Crenshaw, a leader in critical race theory, visited Ithaca College Oct. 26 as a speaker for the CSCRE’s annual discussion series. Her speech, titled “Intersectionality in the Age of Post-Racialism,” addressed the need for community, one of the key tenets of the Intersectionali-Tea Time.
“None of us can do what we do on our own,” Crenshaw said at the speech. “We need community for sustenance, for support, and that community is the key that helps us to continue to create, to continue to fight, even when odds are against us.”
This idea of community is reinforced with the setting of Intersectionali-Tea Time. Weekly meetings — times and dates are posted in the group’s Facebook group and on campus fliers — are open to everyone. The community provides the topics, and facilitators host on a rotating basis.
Though the setting is casual, the feeling is intimate, with students opening their minds and their hearts to one another, sharing their stories facing social inequality issues and working through those issues together.
Junior Tessa Crisman, who hosted the most recent meeting of Intersectionali-Tea Time at her house, said the group is more than teatime with friends.
“Intersectionali-Tea is a statement that change doesn’t look like what you think it does,” Crisman said. “It looks like us drinking tea and supporting one another and working in whatever way we can to make this campus a safe place for everyone regardless of the identities they occupy.”
Junior Cedrick-Michael Simmons, who participated in the first Intersectionali-Tea Time, said that the student group is an excellent environment in which students can challenge themselves out of complacency or from silence about their experiences.
“We, as students at IC, are way too comfortable amongst our circles, and not enough outreach and uncomfortable dialogue is being had,” Simmons said. “There is not only strength in numbers, but there is strength in consciousness and critical perspectives that know what it takes to make systems of oppression and those in power react, respond and respect.”
Reyes said she hopes the group will inspire students to talk about their experiences and to engage in dialogue about social justice, both in and out of the classroom.
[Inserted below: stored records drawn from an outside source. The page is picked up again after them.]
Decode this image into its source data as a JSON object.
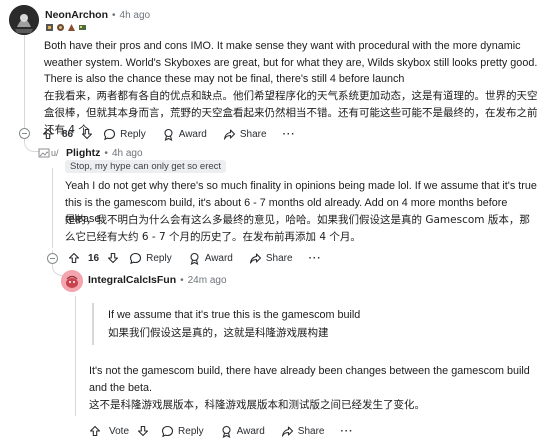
{
  "comment1": {
    "author": "NeonArchon",
    "separator": "•",
    "time": "4h ago",
    "flair_text": "🎮🎮🎮🎮",
    "body_en": "Both have their pros and cons IMO. It make sense they want with procedural with the more dynamic weather system. World's Skyboxes are great, but for what they are, Wilds skybox still looks pretty good. There is also the chance these may not be final, there's still 4 before launch",
    "body_zh": "在我看来，两者都有各自的优点和缺点。他们希望程序化的天气系统更加动态，这是有道理的。世界的天空盒很棒，但就其本身而言，荒野的天空盒看起来仍然相当不错。还有可能这些可能不是最终的，在发布之前还有 4 个",
    "votes": "86",
    "reply": "Reply",
    "award": "Award",
    "share": "Share",
    "more": "···"
  },
  "comment2": {
    "avatar_alt": "u/",
    "author": "Plightz",
    "separator": "•",
    "time": "4h ago",
    "flair": "Stop, my hype can only get so erect",
    "body_en": "Yeah I do not get why there's so much finality in opinions being made lol. If we assume that it's true this is the gamescom build, it's about 6 - 7 months old already. Add on 4 more months before release.",
    "body_zh": "是的，我不明白为什么会有这么多最终的意见，哈哈。如果我们假设这是真的 Gamescom 版本，那么它已经有大约 6 - 7 个月的历史了。在发布前再添加 4 个月。",
    "votes": "16",
    "reply": "Reply",
    "award": "Award",
    "share": "Share",
    "more": "···"
  },
  "comment3": {
    "author": "IntegralCalcIsFun",
    "separator": "•",
    "time": "24m ago",
    "quote_en": "If we assume that it's true this is the gamescom build",
    "quote_zh": "如果我们假设这是真的，这就是科隆游戏展构建",
    "body_en": "It's not the gamescom build, there have already been changes between the gamescom build and the beta.",
    "body_zh": "这不是科隆游戏展版本，科隆游戏展版本和测试版之间已经发生了变化。",
    "vote_label": "Vote",
    "reply": "Reply",
    "award": "Award",
    "share": "Share",
    "more": "···"
  },
  "colors": {
    "neon_avatar": "#2a2a2a",
    "integral_avatar": "#f2a0a8",
    "thread_line": "#d6d9dc"
  }
}
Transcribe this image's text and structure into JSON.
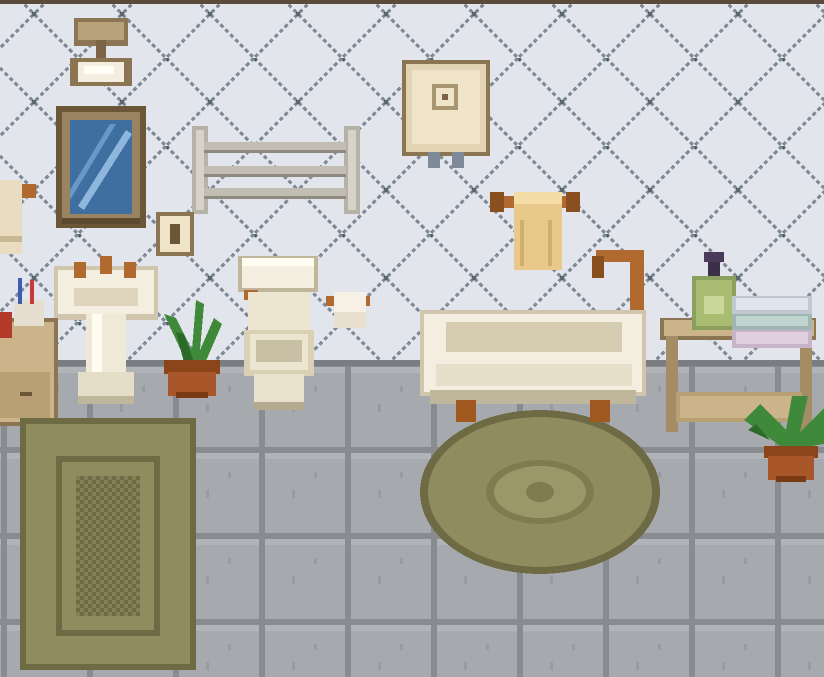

“This project is meant for those students who come out of the class both burdened and enlightened with knowledge and want to talk or do something about it,” Reyes said. “Everyone is absolutely welcome. Ideas are absolutely welcome. The future of Intersectionali-Tea Time lies on its participants. We want this to be a continuous tradition in this community, and we urge other students to host and facilitate talks themselves.”